Más allá del procedimiento judicial —que será el Vaticano quien resuelva—, lo que importa aquí es el patrón que se repite: una institución que ante el abuso se encierra, se protege, se investiga a sí misma. Una Iglesia que, cuando el acusado es un hombre con poder, aplica siempre la misma fórmula: el silencio, la espera, la justificación.

Desde Cádiz, la noticia tiene un eco especial. Zornoza llegó a esta diócesis en 2011, y su paso ha dejado una huella más temida que admirada. Muchos lo conocen por su carácter autoritario y su forma de entender el poder eclesial: ha desahuciado a familias, ha cerrado espacios comunitarios y ha gestionado la diócesis como si fuera una empresa privada, más preocupado por el patrimonio que por el pueblo. En una tierra donde la pobreza es estructural y la fe se mezcla con la supervivencia, ese estilo no solo ha generado rechazo, sino también dolor.

Porque aquí la Iglesia tiene un peso inmenso. No solo en lo religioso, sino en lo simbólico, lo cultural y lo político. En Cádiz, las cofradías, los colegios concertados, las entidades caritativas y las tradiciones festivas giran alrededor de la autoridad eclesial. Ser cristiana no es lo mismo que tener poder dentro de la Iglesia, y esa distinción es fundamental: las mujeres que sostienen parroquias, cocinas solidarias o catequesis saben perfectamente que su fe no las protege de la desigualdad.

Y para las ateas, para las que no cabemos en ese marco de obediencia, el margen es todavía más estrecho. Porque en Cádiz —como en tantos otros lugares— la voz de la Iglesia sigue ocupando el espacio público: en las fiestas, en los medios, en las decisiones institucionales. Y cuando el poder eclesial se entrelaza con el político, lo que se pierde no es solo neutralidad: se pierden derechos.
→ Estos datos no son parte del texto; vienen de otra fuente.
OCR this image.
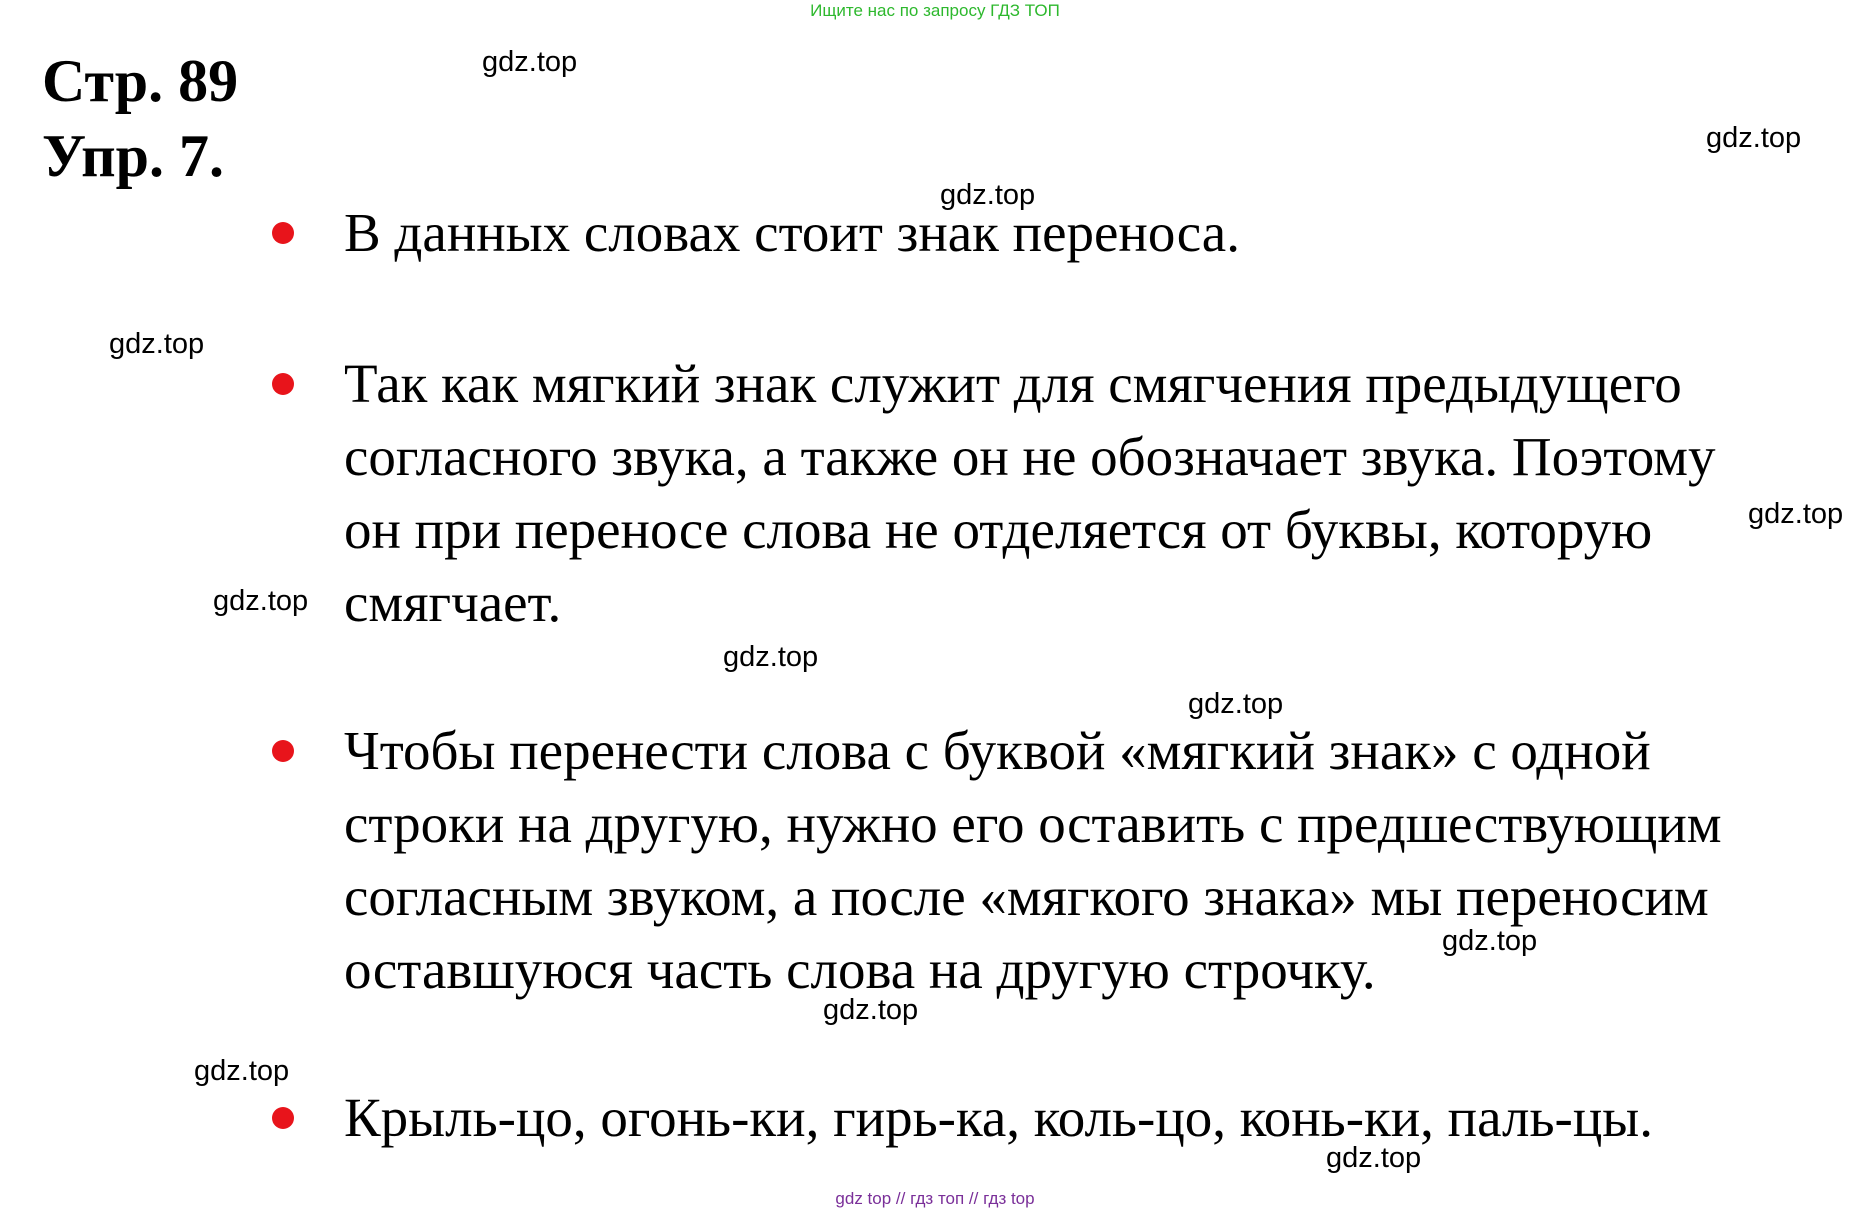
Ищите нас по запросу ГДЗ ТОП
Стр. 89
Упр. 7.
В данных словах стоит знак переноса.
Так как мягкий знак служит для смягчения предыдущего
согласного звука, а также он не обозначает звука. Поэтому
он при переносе слова не отделяется от буквы, которую
смягчает.
Чтобы перенести слова с буквой «мягкий знак» с одной
строки на другую, нужно его оставить с предшествующим
согласным звуком, а после «мягкого знака» мы переносим
оставшуюся часть слова на другую строчку.
Крыль-цо, огонь-ки, гирь-ка, коль-цо, конь-ки, паль-цы.
gdz.top
gdz.top
gdz.top
gdz.top
gdz.top
gdz.top
gdz.top
gdz.top
gdz.top
gdz.top
gdz.top
gdz.top
gdz top // гдз топ // гдз top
Por eso este caso no puede leerse sólo como la historia de un obispo. Es la muestra de un sistema que se blinda, que protege su jerarquía mientras ignora las consecuencias sociales de sus actos.
El feminismo radical lo explica con claridad: no se trata de una manzana podrida, sino de un árbol cuyas raíces son patriarcales y jerárquicas.

Una estructura donde el abuso —de poder, de conciencia o de cuerpo— se perpetúa porque no se cuestiona.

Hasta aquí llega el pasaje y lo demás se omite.